Un acte « isolé », mais « inacceptable ». Le parquet a réclamé lundi une amende de 800 € (dont 300 avec sursis) contre deux policiers nantais, jugés pour avoir giflé un lycéen de 17 ans lors d'une intervention nocturne en mai 2011. De retour d'un petit « apéro Facebook » dans les bois de l'île de Nantes, Colas traînait une poubelle avec des amis, dans laquelle était entré l'un d'entre eux. Aucun n'était « dans un état d'alcoolisation massive », précise la procureure.

Des violences « sans fondement »
Reste qu'au moment de l'interpellation, Colas était « arrogant », selon les policiers. « J'ai eu ce geste maladroit, pour lui faire comprendre qu'il n'avait pas affaire à un copain, mais à la police », concède l'un d'eux. « Ce n'était pas juste une gifle symbolique, mais un vrai coup au visage », affirme le lycéen, légèrement blessé à la lèvre mais « choqué ». « Ce n'est pas normal : les policiers sont censés nous protéger, pas nous taper dessus. » « C'est la grandeur de leur fonction de répondre à l'arrogance par le respect des procédures », abonde aussi la procureure.

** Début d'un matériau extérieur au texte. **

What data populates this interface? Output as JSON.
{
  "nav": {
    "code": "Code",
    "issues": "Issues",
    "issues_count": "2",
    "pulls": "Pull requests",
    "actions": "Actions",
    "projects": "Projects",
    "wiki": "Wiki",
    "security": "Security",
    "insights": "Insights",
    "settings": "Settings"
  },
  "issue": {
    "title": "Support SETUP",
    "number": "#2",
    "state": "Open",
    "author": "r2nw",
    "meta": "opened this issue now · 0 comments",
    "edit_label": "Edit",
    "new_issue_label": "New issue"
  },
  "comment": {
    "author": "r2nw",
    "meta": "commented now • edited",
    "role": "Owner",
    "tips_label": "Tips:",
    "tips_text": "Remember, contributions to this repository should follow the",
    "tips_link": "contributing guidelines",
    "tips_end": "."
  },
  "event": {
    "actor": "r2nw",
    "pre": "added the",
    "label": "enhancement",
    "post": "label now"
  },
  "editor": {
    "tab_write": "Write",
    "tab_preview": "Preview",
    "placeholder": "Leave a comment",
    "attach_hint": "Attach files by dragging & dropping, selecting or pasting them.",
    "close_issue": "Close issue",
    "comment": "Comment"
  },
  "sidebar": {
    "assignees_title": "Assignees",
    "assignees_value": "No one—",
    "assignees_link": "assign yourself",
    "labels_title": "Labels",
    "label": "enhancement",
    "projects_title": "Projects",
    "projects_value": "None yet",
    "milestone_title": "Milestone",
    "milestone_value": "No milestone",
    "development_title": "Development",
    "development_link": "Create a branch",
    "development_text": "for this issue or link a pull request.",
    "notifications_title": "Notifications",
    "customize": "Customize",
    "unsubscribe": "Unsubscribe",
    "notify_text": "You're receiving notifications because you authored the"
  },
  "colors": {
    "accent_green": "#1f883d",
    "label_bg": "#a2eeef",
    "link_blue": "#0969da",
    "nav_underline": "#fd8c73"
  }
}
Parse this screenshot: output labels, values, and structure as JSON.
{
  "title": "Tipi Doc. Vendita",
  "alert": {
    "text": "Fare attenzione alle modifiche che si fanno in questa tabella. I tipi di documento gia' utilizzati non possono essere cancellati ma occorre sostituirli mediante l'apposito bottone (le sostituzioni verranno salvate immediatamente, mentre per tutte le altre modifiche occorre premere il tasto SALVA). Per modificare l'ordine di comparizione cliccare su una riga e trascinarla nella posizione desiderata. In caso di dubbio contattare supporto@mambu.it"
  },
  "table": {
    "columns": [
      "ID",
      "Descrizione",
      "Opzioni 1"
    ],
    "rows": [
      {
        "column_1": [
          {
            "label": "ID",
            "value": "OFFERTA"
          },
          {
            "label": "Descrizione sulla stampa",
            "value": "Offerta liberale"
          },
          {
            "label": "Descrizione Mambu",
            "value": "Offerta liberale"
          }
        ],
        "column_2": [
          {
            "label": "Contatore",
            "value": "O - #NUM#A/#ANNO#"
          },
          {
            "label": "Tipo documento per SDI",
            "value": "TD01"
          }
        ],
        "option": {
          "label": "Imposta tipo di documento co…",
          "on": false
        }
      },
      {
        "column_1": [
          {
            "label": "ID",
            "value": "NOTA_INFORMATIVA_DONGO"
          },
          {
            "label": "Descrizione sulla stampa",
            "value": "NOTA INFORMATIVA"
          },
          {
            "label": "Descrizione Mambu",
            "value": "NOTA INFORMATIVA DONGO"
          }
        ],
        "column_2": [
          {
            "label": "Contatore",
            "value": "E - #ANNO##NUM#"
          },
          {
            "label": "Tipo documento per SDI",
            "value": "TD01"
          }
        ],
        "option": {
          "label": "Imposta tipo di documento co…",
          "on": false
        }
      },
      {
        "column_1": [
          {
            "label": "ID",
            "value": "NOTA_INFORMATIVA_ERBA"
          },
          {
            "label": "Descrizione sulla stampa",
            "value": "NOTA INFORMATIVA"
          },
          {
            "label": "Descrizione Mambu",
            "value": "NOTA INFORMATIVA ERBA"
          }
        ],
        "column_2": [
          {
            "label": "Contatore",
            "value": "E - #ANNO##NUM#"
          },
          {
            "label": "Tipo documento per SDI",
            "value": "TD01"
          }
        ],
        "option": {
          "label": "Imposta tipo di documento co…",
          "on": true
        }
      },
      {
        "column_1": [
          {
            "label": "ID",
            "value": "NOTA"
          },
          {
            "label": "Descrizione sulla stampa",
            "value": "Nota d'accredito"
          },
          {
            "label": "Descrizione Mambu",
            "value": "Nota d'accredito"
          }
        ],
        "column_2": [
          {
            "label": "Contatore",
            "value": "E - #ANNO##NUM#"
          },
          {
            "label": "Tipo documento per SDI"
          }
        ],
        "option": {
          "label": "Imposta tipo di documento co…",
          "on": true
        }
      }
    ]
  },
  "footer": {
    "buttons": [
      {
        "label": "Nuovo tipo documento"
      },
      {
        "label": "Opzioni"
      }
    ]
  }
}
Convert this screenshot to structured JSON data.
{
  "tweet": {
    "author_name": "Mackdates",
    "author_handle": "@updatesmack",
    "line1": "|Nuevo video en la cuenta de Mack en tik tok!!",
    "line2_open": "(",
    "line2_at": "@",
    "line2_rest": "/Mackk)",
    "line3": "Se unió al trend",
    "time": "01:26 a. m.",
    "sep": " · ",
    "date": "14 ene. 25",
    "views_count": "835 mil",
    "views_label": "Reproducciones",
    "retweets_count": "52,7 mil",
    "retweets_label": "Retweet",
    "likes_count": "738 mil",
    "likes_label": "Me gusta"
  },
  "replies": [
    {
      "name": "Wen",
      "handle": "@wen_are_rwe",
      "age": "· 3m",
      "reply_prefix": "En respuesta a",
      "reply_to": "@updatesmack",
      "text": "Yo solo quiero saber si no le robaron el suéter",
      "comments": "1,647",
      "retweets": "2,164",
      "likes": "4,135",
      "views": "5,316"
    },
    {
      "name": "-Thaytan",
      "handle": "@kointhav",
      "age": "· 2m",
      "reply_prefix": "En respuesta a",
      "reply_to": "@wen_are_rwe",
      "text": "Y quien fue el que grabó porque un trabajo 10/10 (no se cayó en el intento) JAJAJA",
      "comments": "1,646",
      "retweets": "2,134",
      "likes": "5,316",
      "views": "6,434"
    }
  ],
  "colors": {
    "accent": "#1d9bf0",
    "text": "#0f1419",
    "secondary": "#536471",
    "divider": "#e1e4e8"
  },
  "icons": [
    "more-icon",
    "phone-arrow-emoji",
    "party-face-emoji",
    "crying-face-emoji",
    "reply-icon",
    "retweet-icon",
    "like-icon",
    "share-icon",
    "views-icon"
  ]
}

Pour ces « violences arbitraires, gratuites et sans fondement », l'avocate de Colas réclame donc 1500 € de dommages et intérêts. Loïc Bourgeois, qui représente la Ligue des droits de l'Homme, qui s'est constituée partie civile, demande lui un euro symbolique. « Ma satisfaction, c'est que l'institution judiciaire fonctionne : elle contrôle bien le pouvoir policier, qui n'est pas au-dessus des lois », positive-t-il. Jugement le 25 juin.

Conséquences

Les deux policiers, jusque-là bien notés par leur hiérarchie, sont également sous le coup de sanctions disciplinaires. Depuis, l'un d'eux a obtenu d'être muté dans un bureau, et le second a demandé à être affecté dans un service de jour.